Como Perseguir Metas Bien Definidas En La Vida

Persigue tus meta con inflexible congruencia. Hace algunos años examiné los motivos del fracaso personal y profesional, y descubrí que una de sus causas principales es el comportamiento autodestructivo: Pensamiento y acción incongruentes con los objetivos personales. Podemos poner el ejemplo del vendedor que sueña con progresar pero se comporta de un modo grosero con sus clientes, o el de la persona que necesita un empleo pero se pasa el tiempo frente al televisor.

Hace varios años decidí ser mejor escritor. Durante meses leí libros que ofrecían consejos para escribir bien. Hablé con buenos escritores. Me imaginé como un autor de éxito. Pero no estaba dando el paso más importante: escribir. Cuando por fin me di cuenta de que mi comportamiento era incongruente con mi objetivo, volví a tomar la pluma.

La diferencia más grande entre la gente que alcanza el éxito y los que fracasan no suele ser el talento, sino la persistencia. Mucha gente brillante se da por vencida. ¿Quién quiere correr el riesgo de recibir un golpe tras otro? Sin embargo, la gente más exitosa no se da por vencida. Muchas veces se ha dicho que lo que distingue a los triunfadores de los perdedores es que los primeros se levantaron una vez más de las que se cayeron.

Una mañana, de camino a mi trabajo, me encontré a Daniel Ruettiger, quien ahora se dedica a ofrecer charlas de motivación. “Rudy” se crió en Joliet, Illinois, donde oyó tantas historias sobre la Universidad de Notre Dame que empezó a soñar con ir allá algún día a jugar al futbol americano. Sus amigos le hicieron ver que no era tan buen estudiante ni tan buen atleta para que lo admitieran, así que renunció a su sueño y entró a trabajar en una planta de electricidad.

La muerte

Cierto día, uno de sus amigos murió en un accidente de trabajo. La impresión que esto le produjo a Rudy fue tan fuerte que de pronto tomó conciencia de que la vida es demasiado corta para postergar la realización de los anhelos.

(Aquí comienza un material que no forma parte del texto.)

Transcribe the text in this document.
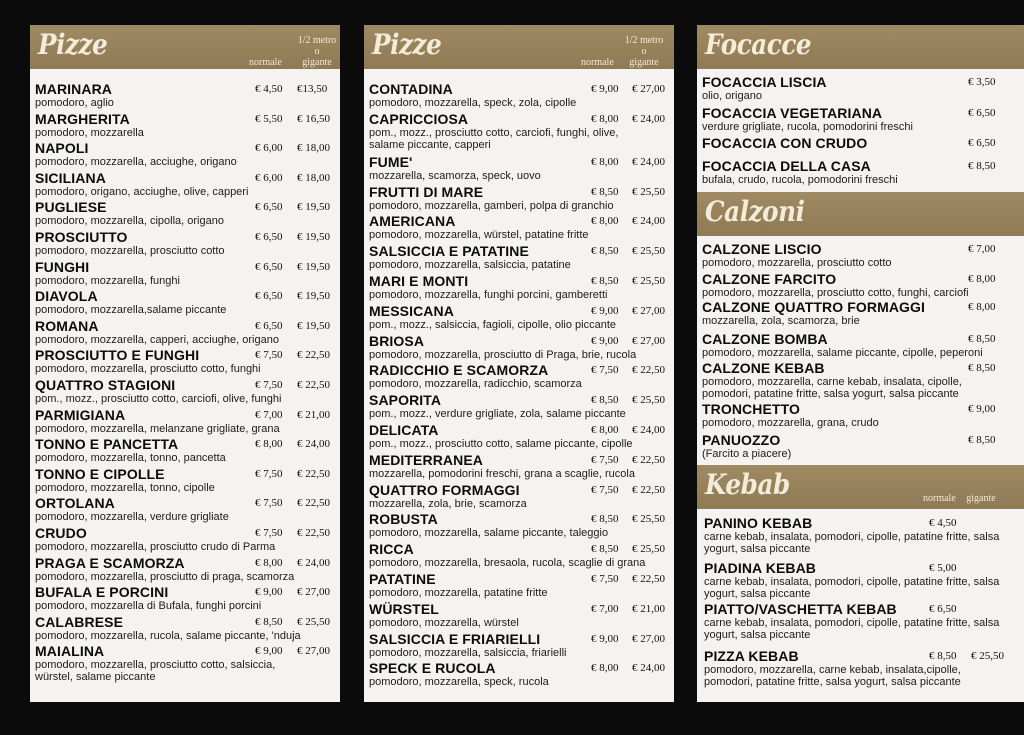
Pizze
normale
1/2 metro
o
gigante
MARINARA
pomodoro, aglio
€ 4,50 €13,50
MARGHERITA
pomodoro, mozzarella
€ 5,50 € 16,50
NAPOLI
pomodoro, mozzarella, acciughe, origano
€ 6,00 € 18,00
SICILIANA
pomodoro, origano, acciughe, olive, capperi
€ 6,00 € 18,00
PUGLIESE
pomodoro, mozzarella, cipolla, origano
€ 6,50 € 19,50
PROSCIUTTO
pomodoro, mozzarella, prosciutto cotto
€ 6,50 € 19,50
FUNGHI
pomodoro, mozzarella, funghi
€ 6,50 € 19,50
DIAVOLA
pomodoro, mozzarella,salame piccante
€ 6,50 € 19,50
ROMANA
pomodoro, mozzarella, capperi, acciughe, origano
€ 6,50 € 19,50
PROSCIUTTO E FUNGHI
pomodoro, mozzarella, prosciutto cotto, funghi
€ 7,50 € 22,50
QUATTRO STAGIONI
pom., mozz., prosciutto cotto, carciofi, olive, funghi
€ 7,50 € 22,50
PARMIGIANA
pomodoro, mozzarella, melanzane grigliate, grana
€ 7,00 € 21,00
TONNO E PANCETTA
pomodoro, mozzarella, tonno, pancetta
€ 8,00 € 24,00
TONNO E CIPOLLE
pomodoro, mozzarella, tonno, cipolle
€ 7,50 € 22,50
ORTOLANA
pomodoro, mozzarella, verdure grigliate
€ 7,50 € 22,50
CRUDO
pomodoro, mozzarella, prosciutto crudo di Parma
€ 7,50 € 22,50
PRAGA E SCAMORZA
pomodoro, mozzarella, prosciutto di praga, scamorza
€ 8,00 € 24,00
BUFALA E PORCINI
pomodoro, mozzarella di Bufala, funghi porcini
€ 9,00 € 27,00
CALABRESE
pomodoro, mozzarella, rucola, salame piccante, 'nduja
€ 8,50 € 25,50
MAIALINA
pomodoro, mozzarella, prosciutto cotto, salsiccia, würstel, salame piccante
€ 9,00 € 27,00
Pizze
normale
1/2 metro
o
gigante
CONTADINA
pomodoro, mozzarella, speck, zola, cipolle
€ 9,00 € 27,00
CAPRICCIOSA
pom., mozz., prosciutto cotto, carciofi, funghi, olive, salame piccante, capperi
€ 8,00 € 24,00
FUME'
mozzarella, scamorza, speck, uovo
€ 8,00 € 24,00
FRUTTI DI MARE
pomodoro, mozzarella, gamberi, polpa di granchio
€ 8,50 € 25,50
AMERICANA
pomodoro, mozzarella, würstel, patatine fritte
€ 8,00 € 24,00
SALSICCIA E PATATINE
pomodoro, mozzarella, salsiccia, patatine
€ 8,50 € 25,50
MARI E MONTI
pomodoro, mozzarella, funghi porcini, gamberetti
€ 8,50 € 25,50
MESSICANA
pom., mozz., salsiccia, fagioli, cipolle, olio piccante
€ 9,00 € 27,00
BRIOSA
pomodoro, mozzarella, prosciutto di Praga, brie, rucola
€ 9,00 € 27,00
RADICCHIO E SCAMORZA
pomodoro, mozzarella, radicchio, scamorza
€ 7,50 € 22,50
SAPORITA
pom., mozz., verdure grigliate, zola, salame piccante
€ 8,50 € 25,50
DELICATA
pom., mozz., prosciutto cotto, salame piccante, cipolle
€ 8,00 € 24,00
MEDITERRANEA
mozzarella, pomodorini freschi, grana a scaglie, rucola
€ 7,50 € 22,50
QUATTRO FORMAGGI
mozzarella, zola, brie, scamorza
€ 7,50 € 22,50
ROBUSTA
pomodoro, mozzarella, salame piccante, taleggio
€ 8,50 € 25,50
RICCA
pomodoro, mozzarella, bresaola, rucola, scaglie di grana
€ 8,50 € 25,50
PATATINE
pomodoro, mozzarella, patatine fritte
€ 7,50 € 22,50
WÜRSTEL
pomodoro, mozzarella, würstel
€ 7,00 € 21,00
SALSICCIA E FRIARIELLI
pomodoro, mozzarella, salsiccia, friarielli
€ 9,00 € 27,00
SPECK E RUCOLA
pomodoro, mozzarella, speck, rucola
€ 8,00 € 24,00
Focacce
FOCACCIA LISCIA
olio, origano
€ 3,50
FOCACCIA VEGETARIANA
verdure grigliate, rucola, pomodorini freschi
€ 6,50
FOCACCIA CON CRUDO	€ 6,50
FOCACCIA DELLA CASA
bufala, crudo, rucola, pomodorini freschi
€ 8,50
Calzoni
CALZONE LISCIO
pomodoro, mozzarella, prosciutto cotto
€ 7,00
CALZONE FARCITO
pomodoro, mozzarella, prosciutto cotto, funghi, carciofi
€ 8,00
CALZONE QUATTRO FORMAGGI
mozzarella, zola, scamorza, brie
€ 8,00
CALZONE BOMBA
pomodoro, mozzarella, salame piccante, cipolle, peperoni
€ 8,50
CALZONE KEBAB
pomodoro, mozzarella, carne kebab, insalata, cipolle, pomodori, patatine fritte, salsa yogurt, salsa piccante
€ 8,50
TRONCHETTO
pomodoro, mozzarella, grana, crudo
€ 9,00
PANUOZZO
(Farcito a piacere)
€ 8,50
Kebab	normale	gigante
PANINO KEBAB
carne kebab, insalata, pomodori, cipolle, patatine fritte, salsa yogurt, salsa piccante
€ 4,50
PIADINA KEBAB
carne kebab, insalata, pomodori, cipolle, patatine fritte, salsa yogurt, salsa piccante
€ 5,00
PIATTO/VASCHETTA KEBAB
carne kebab, insalata, pomodori, cipolle, patatine fritte, salsa yogurt, salsa piccante
€ 6,50
PIZZA KEBAB
pomodoro, mozzarella, carne kebab, insalata,cipolle, pomodori, patatine fritte, salsa yogurt, salsa piccante
€ 8,50 € 25,50
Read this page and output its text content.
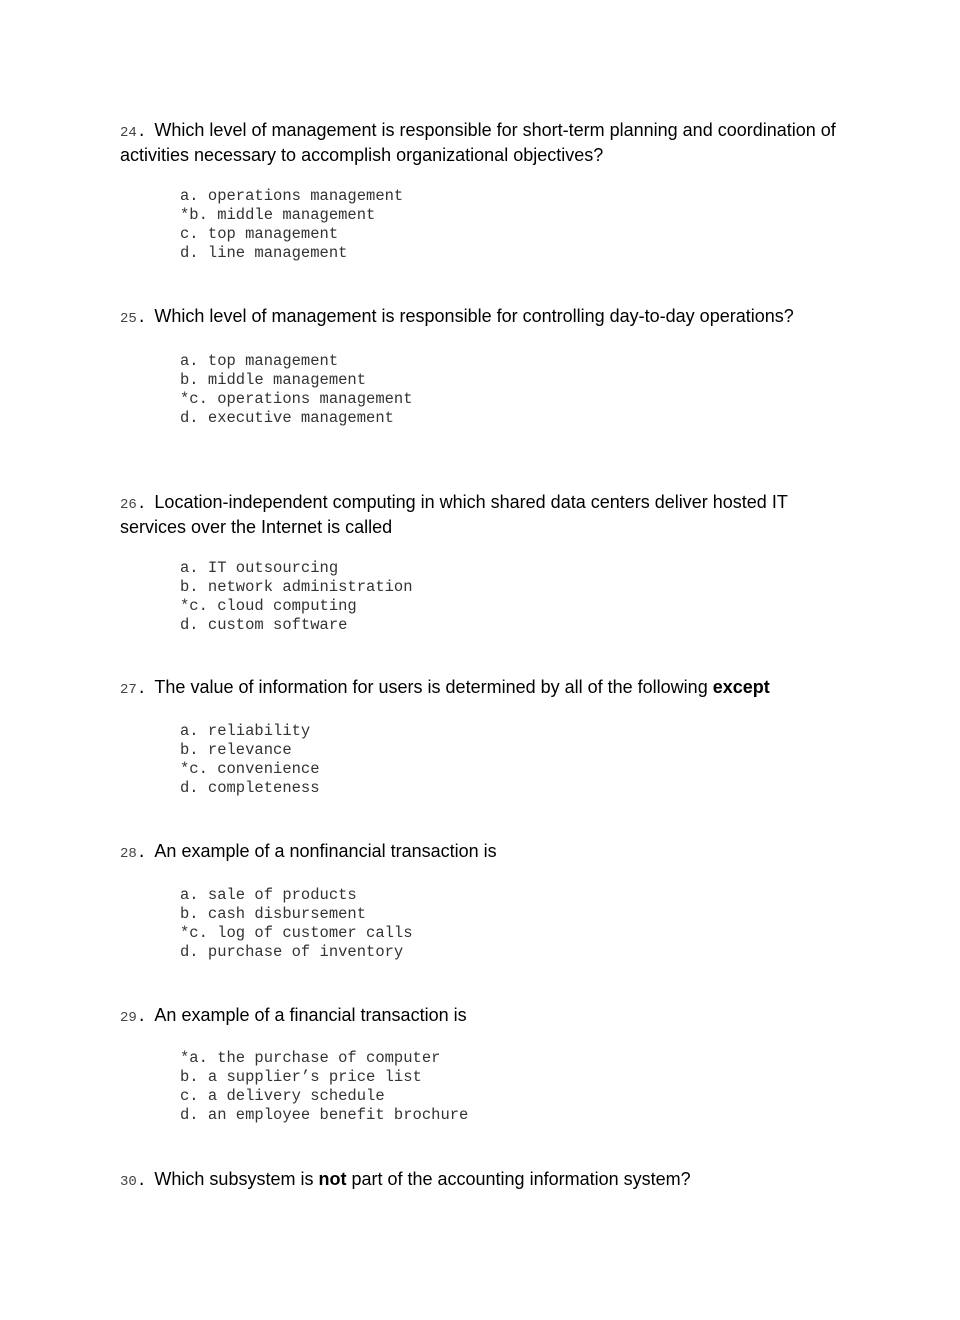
24. Which level of management is responsible for short-term planning and coordination of activities necessary to accomplish organizational objectives?

a. operations management
*b. middle management
c. top management
d. line management

25. Which level of management is responsible for controlling day-to-day operations?

a. top management
b. middle management
*c. operations management
d. executive management

26. Location-independent computing in which shared data centers deliver hosted IT services over the Internet is called

a. IT outsourcing
b. network administration
*c. cloud computing
d. custom software

27. The value of information for users is determined by all of the following except

a. reliability
b. relevance
*c. convenience
d. completeness

28. An example of a nonfinancial transaction is

a. sale of products
b. cash disbursement
*c. log of customer calls
d. purchase of inventory

29. An example of a financial transaction is

*a. the purchase of computer
b. a supplier’s price list
c. a delivery schedule
d. an employee benefit brochure

30. Which subsystem is not part of the accounting information system?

En 1972, a los 23 años, se matriculó en el Colegio Superior Holy Cross, de South Bend, Indiana. Obtuvo calificaciones lo suficientemente buenas para ser admitido en Notre Dame, donde finalmente logró que el legendario entrenador Ara Parseghian lo invitara a formar parte de su equipo como miembro del grupo de jóvenes que ayudan al equipo de primera fuerza a prepararse para los juegos.

Rudy estaba viendo realizado su sueño… o casi. Si bien al entrenador le gustaba la actuación de Ruettiger, no fue sino hasta el año siguiente, después de que Parseghian se marchó, cuando a Rudy se le permitió ponerse el uniforme para el juego final, aunque la intención era que se quedara en la banca. En eso, un muchacho que estaba en las graderías comenzó a gritar: “¡Queremos a Rudy!” No tardaron en sumársele otras voces. Por fin, a los 27 años, y a 27 segundos de que terminara el partido, Rudy Ruettiger entró en el campo de juego, y dio lo mejor de sí en las dos últimas jugadas.

Sus compañeros de equipo lo pasearon en hombros por todo el campo. Diecisiete años después lo volví a ver en el estacionamiento del estadio de Notre Dame, donde un equipo de camarógrafos filmaba escenas para Rudy, una película sobre su vida. Su historia es un buen ejemplo de que no tienen límite los lugares adonde podemos llegar a través de nuestros sueños.

Fuente: Tom Morris, profesor de filosofía. Universidad de Notre Dame, en Indiana.